Comment enfin aborder l’histoire du communisme sans celle de ces composantes majeures que sont le mouvement ouvrier et l’anticommunisme. Qu’on le veuille ou non,
l’irruption du mouvement communiste dans l’histoire a permis, pour le meilleur et pour le pire, peut-être, de structurer le premier tout en étant largement postérieure au second. Dès le milieu du XIXème siècle, la bourgeoisie légitime sa haine et sa crainte des pauvres par la « peur des partageux » et des « communistes ». Le terme est utilisé, par exemple, à Bordeaux, par Dufour-Dubergier, Antoine Gautier et leurs amis négociants, banquiers ou courtiers qui gagnent les élections de 1849 en dénonçant la « barbarie des rouges » qui
« menace » la civilisation (8). Ajoutons un élément que l’on préfère généralement ignorer. Des historiens comme le Britannique Toynbee n’ont pas hésité à théoriser sur ce qu’il y aurait de « distinctement juif dans l’inspiration marxiste » (cité par Berger et Maler, p.19). Dans les années 30 l’anticommunisme s’est structuré en accusant les Juifs d’être les fourriers du communisme auquel ils auraient communiqué « le mépris du travail manuel, la passion, l’incohérence, le fanatisme, l’impatience des changements radicaux, l’insubordination, l’indiscipline, l’anarchie, bref l’esprit révolutionnaire » (9).

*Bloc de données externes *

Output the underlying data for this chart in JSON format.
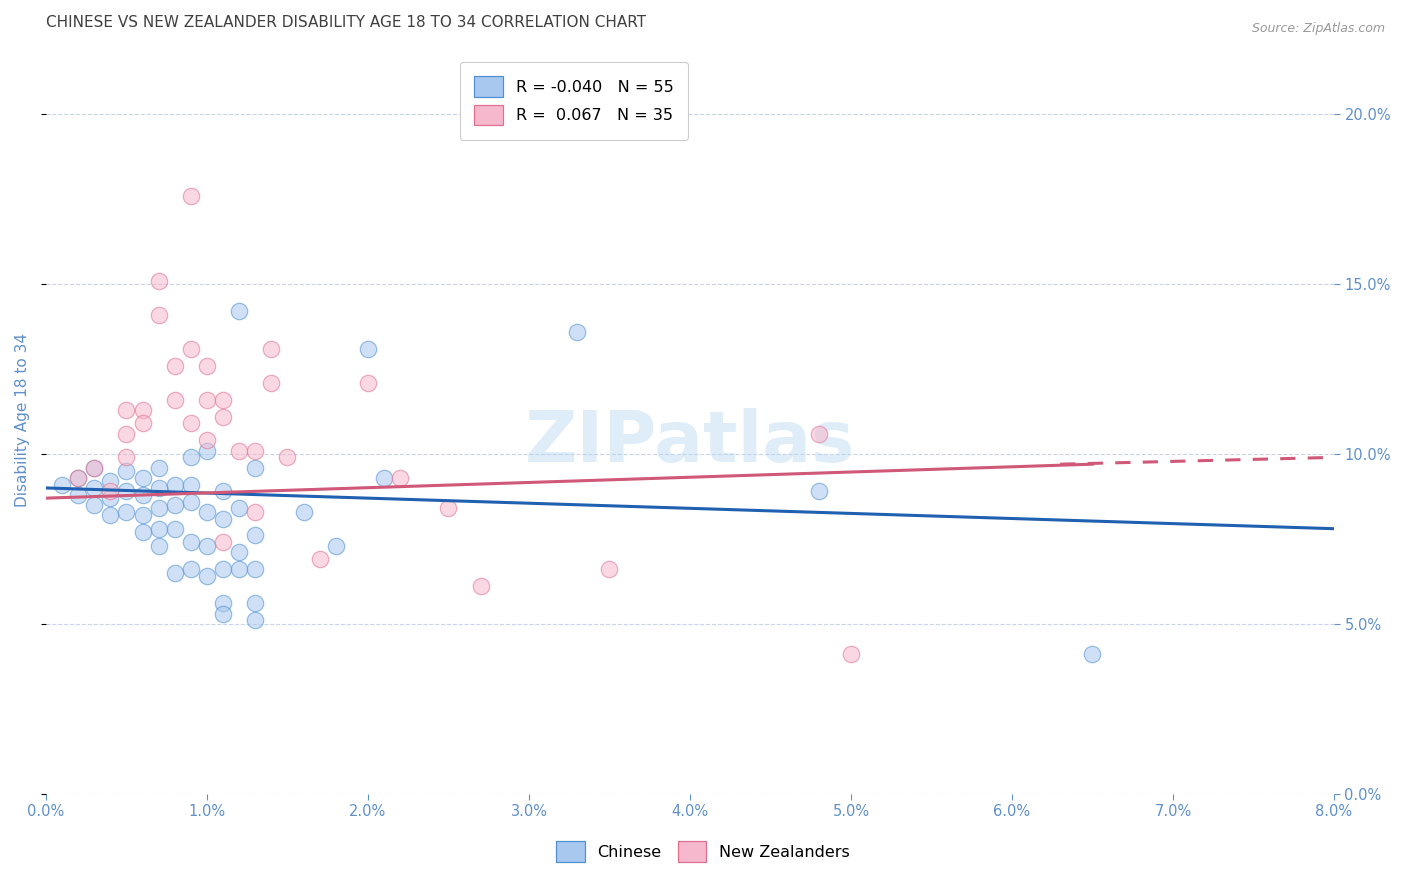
{
  "title": "CHINESE VS NEW ZEALANDER DISABILITY AGE 18 TO 34 CORRELATION CHART",
  "source": "Source: ZipAtlas.com",
  "ylabel": "Disability Age 18 to 34",
  "xlim": [
    0.0,
    0.08
  ],
  "ylim": [
    0.0,
    0.22
  ],
  "xticks": [
    0.0,
    0.01,
    0.02,
    0.03,
    0.04,
    0.05,
    0.06,
    0.07,
    0.08
  ],
  "yticks": [
    0.0,
    0.05,
    0.1,
    0.15,
    0.2
  ],
  "legend_entries": [
    {
      "label": "R = -0.040   N = 55",
      "color": "#a8c8f0"
    },
    {
      "label": "R =  0.067   N = 35",
      "color": "#f5b8cc"
    }
  ],
  "blue_scatter": [
    [
      0.001,
      0.091
    ],
    [
      0.002,
      0.093
    ],
    [
      0.002,
      0.088
    ],
    [
      0.003,
      0.096
    ],
    [
      0.003,
      0.09
    ],
    [
      0.003,
      0.085
    ],
    [
      0.004,
      0.092
    ],
    [
      0.004,
      0.087
    ],
    [
      0.004,
      0.082
    ],
    [
      0.005,
      0.095
    ],
    [
      0.005,
      0.089
    ],
    [
      0.005,
      0.083
    ],
    [
      0.006,
      0.093
    ],
    [
      0.006,
      0.088
    ],
    [
      0.006,
      0.082
    ],
    [
      0.006,
      0.077
    ],
    [
      0.007,
      0.096
    ],
    [
      0.007,
      0.09
    ],
    [
      0.007,
      0.084
    ],
    [
      0.007,
      0.078
    ],
    [
      0.007,
      0.073
    ],
    [
      0.008,
      0.091
    ],
    [
      0.008,
      0.085
    ],
    [
      0.008,
      0.078
    ],
    [
      0.008,
      0.065
    ],
    [
      0.009,
      0.099
    ],
    [
      0.009,
      0.091
    ],
    [
      0.009,
      0.086
    ],
    [
      0.009,
      0.074
    ],
    [
      0.009,
      0.066
    ],
    [
      0.01,
      0.101
    ],
    [
      0.01,
      0.083
    ],
    [
      0.01,
      0.073
    ],
    [
      0.01,
      0.064
    ],
    [
      0.011,
      0.089
    ],
    [
      0.011,
      0.081
    ],
    [
      0.011,
      0.066
    ],
    [
      0.011,
      0.056
    ],
    [
      0.011,
      0.053
    ],
    [
      0.012,
      0.142
    ],
    [
      0.012,
      0.084
    ],
    [
      0.012,
      0.071
    ],
    [
      0.012,
      0.066
    ],
    [
      0.013,
      0.096
    ],
    [
      0.013,
      0.076
    ],
    [
      0.013,
      0.066
    ],
    [
      0.013,
      0.056
    ],
    [
      0.013,
      0.051
    ],
    [
      0.016,
      0.083
    ],
    [
      0.018,
      0.073
    ],
    [
      0.02,
      0.131
    ],
    [
      0.021,
      0.093
    ],
    [
      0.033,
      0.136
    ],
    [
      0.048,
      0.089
    ],
    [
      0.065,
      0.041
    ]
  ],
  "pink_scatter": [
    [
      0.002,
      0.093
    ],
    [
      0.003,
      0.096
    ],
    [
      0.004,
      0.089
    ],
    [
      0.005,
      0.113
    ],
    [
      0.005,
      0.106
    ],
    [
      0.005,
      0.099
    ],
    [
      0.006,
      0.113
    ],
    [
      0.006,
      0.109
    ],
    [
      0.007,
      0.151
    ],
    [
      0.007,
      0.141
    ],
    [
      0.008,
      0.126
    ],
    [
      0.008,
      0.116
    ],
    [
      0.009,
      0.176
    ],
    [
      0.009,
      0.131
    ],
    [
      0.009,
      0.109
    ],
    [
      0.01,
      0.126
    ],
    [
      0.01,
      0.116
    ],
    [
      0.01,
      0.104
    ],
    [
      0.011,
      0.116
    ],
    [
      0.011,
      0.111
    ],
    [
      0.011,
      0.074
    ],
    [
      0.012,
      0.101
    ],
    [
      0.013,
      0.101
    ],
    [
      0.013,
      0.083
    ],
    [
      0.014,
      0.131
    ],
    [
      0.014,
      0.121
    ],
    [
      0.015,
      0.099
    ],
    [
      0.017,
      0.069
    ],
    [
      0.02,
      0.121
    ],
    [
      0.022,
      0.093
    ],
    [
      0.025,
      0.084
    ],
    [
      0.027,
      0.061
    ],
    [
      0.035,
      0.066
    ],
    [
      0.048,
      0.106
    ],
    [
      0.05,
      0.041
    ]
  ],
  "blue_line": {
    "x": [
      0.0,
      0.08
    ],
    "y": [
      0.09,
      0.078
    ]
  },
  "pink_line": {
    "x": [
      0.0,
      0.065
    ],
    "y": [
      0.087,
      0.097
    ]
  },
  "pink_line_dashed": {
    "x": [
      0.063,
      0.08
    ],
    "y": [
      0.097,
      0.099
    ]
  },
  "scatter_size": 140,
  "scatter_alpha": 0.55,
  "blue_color": "#a8c8f0",
  "pink_color": "#f5b8cc",
  "blue_edge_color": "#5090d0",
  "pink_edge_color": "#e07090",
  "blue_line_color": "#2060b0",
  "pink_line_color": "#d05878",
  "background_color": "#ffffff",
  "grid_color": "#c8d4e8",
  "title_fontsize": 11,
  "axis_label_color": "#6090c8",
  "tick_label_color": "#6090c8"
}
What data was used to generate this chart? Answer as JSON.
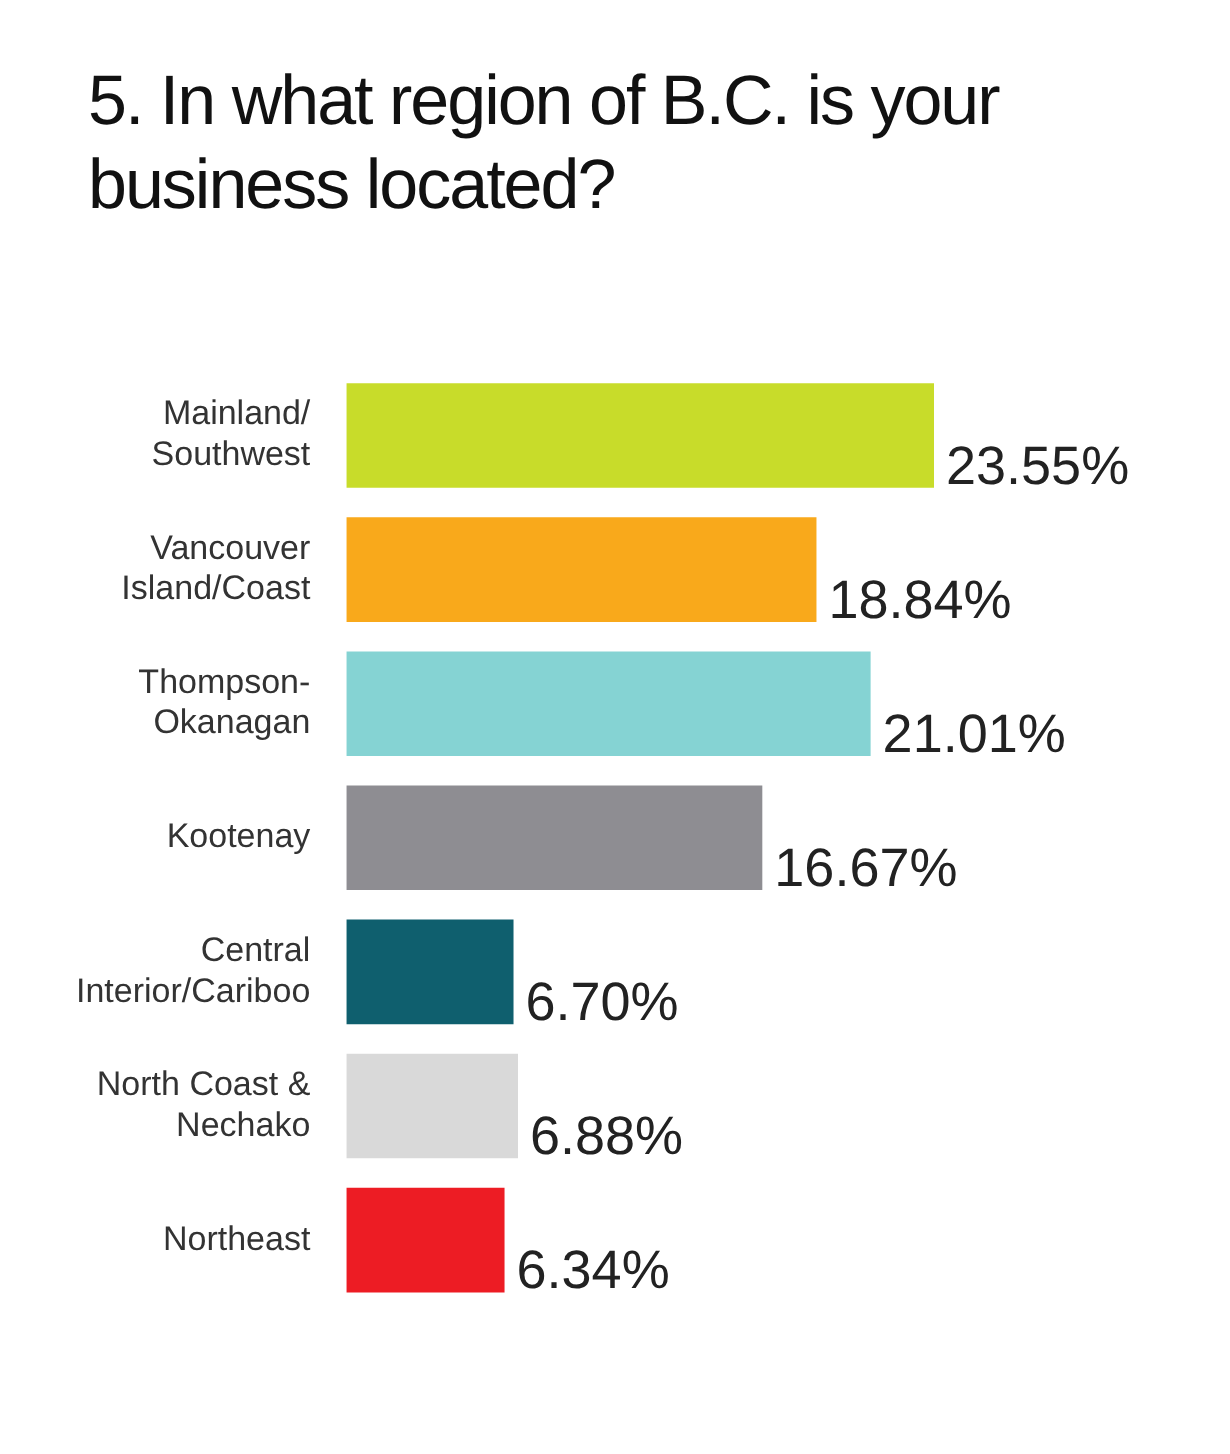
{
  "chart_data": {
    "type": "bar",
    "orientation": "horizontal",
    "title": "5. In what region of B.C. is your business located?",
    "categories": [
      "Mainland/Southwest",
      "Vancouver Island/Coast",
      "Thompson-Okanagan",
      "Kootenay",
      "Central Interior/Cariboo",
      "North Coast & Nechako",
      "Northeast"
    ],
    "values": [
      23.55,
      18.84,
      21.01,
      16.67,
      6.7,
      6.88,
      6.34
    ],
    "value_labels": [
      "23.55%",
      "18.84%",
      "21.01%",
      "16.67%",
      "6.70%",
      "6.88%",
      "6.34%"
    ],
    "colors": [
      "#c8dc2a",
      "#f9a91b",
      "#85d3d3",
      "#8e8d92",
      "#0f5f6e",
      "#d9d9d9",
      "#ed1c24"
    ],
    "legend": false
  }
}
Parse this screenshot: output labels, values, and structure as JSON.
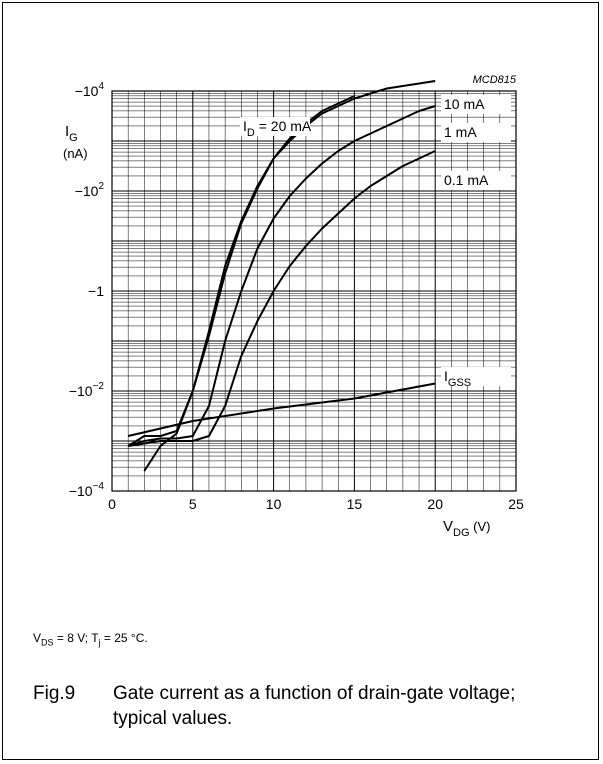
{
  "figure": {
    "code": "MCD815",
    "number": "Fig.9",
    "title": "Gate current as a function of drain-gate voltage; typical values.",
    "conditions": {
      "vds_symbol": "V",
      "vds_sub": "DS",
      "vds_text": " = 8 V; ",
      "tj_symbol": "T",
      "tj_sub": "j",
      "tj_text": " = 25 °C."
    }
  },
  "chart_data": {
    "type": "line",
    "title": "",
    "xlabel": {
      "symbol": "V",
      "sub": "DG",
      "unit": " (V)"
    },
    "ylabel": {
      "symbol": "I",
      "sub": "G",
      "unit": "(nA)"
    },
    "xlim": [
      0,
      25
    ],
    "y_scale": "log (magnitude, negative values)",
    "ylim_exponent": [
      -4,
      4
    ],
    "x_ticks": [
      0,
      5,
      10,
      15,
      20,
      25
    ],
    "x_tick_labels": [
      "0",
      "5",
      "10",
      "15",
      "20",
      "25"
    ],
    "y_ticks": [
      {
        "exp": 4,
        "base": "−10",
        "sup": "4"
      },
      {
        "exp": 2,
        "base": "−10",
        "sup": "2"
      },
      {
        "exp": 0,
        "base": "−1",
        "sup": ""
      },
      {
        "exp": -2,
        "base": "−10",
        "sup": "−2"
      },
      {
        "exp": -4,
        "base": "−10",
        "sup": "−4"
      }
    ],
    "grid": true,
    "series": [
      {
        "name": "I_D = 20 mA",
        "label_main": "I",
        "label_sub": "D",
        "label_rest": " = 20 mA",
        "x": [
          2,
          3,
          4,
          5,
          6,
          7,
          8,
          9,
          10,
          11,
          12,
          13,
          14,
          15
        ],
        "log10_y": [
          -3.6,
          -3.1,
          -2.85,
          -2.0,
          -0.8,
          0.5,
          1.4,
          2.1,
          2.65,
          3.05,
          3.35,
          3.6,
          3.75,
          3.9
        ]
      },
      {
        "name": "10 mA",
        "label_main": "10 mA",
        "label_sub": "",
        "label_rest": "",
        "x": [
          1,
          2,
          3,
          4,
          5,
          6,
          7,
          8,
          9,
          10,
          11,
          12,
          13,
          14,
          15,
          16,
          17,
          18,
          19,
          20
        ],
        "log10_y": [
          -3.1,
          -2.9,
          -2.9,
          -2.8,
          -2.0,
          -0.9,
          0.35,
          1.35,
          2.05,
          2.65,
          3.0,
          3.3,
          3.55,
          3.7,
          3.85,
          3.95,
          4.05,
          4.1,
          4.15,
          4.2
        ]
      },
      {
        "name": "1 mA",
        "label_main": "1 mA",
        "label_sub": "",
        "label_rest": "",
        "x": [
          1,
          2,
          3,
          4,
          5,
          6,
          7,
          8,
          9,
          10,
          11,
          12,
          13,
          14,
          15,
          16,
          17,
          18,
          19,
          20
        ],
        "log10_y": [
          -3.1,
          -3.0,
          -2.95,
          -2.95,
          -2.9,
          -2.3,
          -1.0,
          0.0,
          0.85,
          1.45,
          1.9,
          2.25,
          2.55,
          2.8,
          3.0,
          3.15,
          3.3,
          3.45,
          3.6,
          3.7
        ]
      },
      {
        "name": "0.1 mA",
        "label_main": "0.1 mA",
        "label_sub": "",
        "label_rest": "",
        "x": [
          1,
          2,
          3,
          4,
          5,
          6,
          7,
          8,
          9,
          10,
          11,
          12,
          13,
          14,
          15,
          16,
          17,
          18,
          19,
          20
        ],
        "log10_y": [
          -3.1,
          -3.05,
          -3.0,
          -3.0,
          -3.0,
          -2.9,
          -2.3,
          -1.3,
          -0.6,
          0.0,
          0.5,
          0.9,
          1.25,
          1.55,
          1.85,
          2.1,
          2.3,
          2.5,
          2.65,
          2.8
        ]
      },
      {
        "name": "I_GSS",
        "label_main": "I",
        "label_sub": "GSS",
        "label_rest": "",
        "x": [
          1,
          5,
          10,
          15,
          20
        ],
        "log10_y": [
          -2.9,
          -2.6,
          -2.35,
          -2.15,
          -1.85
        ]
      }
    ]
  }
}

Pour Ernst Nolte, le nazisme n’étant qu’une réaction logique au danger bolchevik et les Juifs étant nombreux dans le mouvement communiste, il était rationnel que Hitler les considère comme des ennemis du Reich et les détruise : ils n’auraient donc récolté, disait- on, ainsi que les communistes, que le « châtiment mérité de crimes longuement prémédités » (Becker et Bernstein, p.328). Ce qui apparaît ainsi dans l’archéologie de l’anticommunisme, et quelque soit l’histoire ultérieure, c’est la haine des pauvres et la haine des Juifs. S’il est une histoire occultée, c’est bien celle-là.
Gérard LOUSTALET-SENS
(1) François Cusset, La décennie. Le grand cauchemar des années 1980, La Découverte, 2006.
(2) Albert Soboul, Historiographie révolutionnaire classique et tentatives révisionnistes, la Pensée, n° 177, 1974, repris dans Comprendre la Révolution. Problèmes politiques de la Révolution française, Maspero, 1981.
(3) Denis Berger, Henri Maler, Une certaine idée du communisme. Réplique à François Furet, Editions du Félin, 1996.
(4) Benoît Rayski, L’enfant juif et l’enfant ukrainien. Réflexions sur un blasphème, Editions de l’Aube, 2001.
(5) Michel Dreyfus, De Lénine à Staline, Manière de voir, 40, juillet-août 1998.
(6) Bernard Pudal, Prendre parti, Fondation nationale des sciences politiques, 1989.
(7) Voir Le Siècle des communistes (ouvrage collectif), Editions de l’Atelier, 2000.
(8) Philippe Vigier, La vie quotidienne en province et à Paris pendant les journées de 1848, Hachette, 1982.
(9) Jean-Jacques Becker, Serge Bernstein, Histoire de l’anticommunisme, Tome 1, 1917-1940, Olivier Orban, 1987.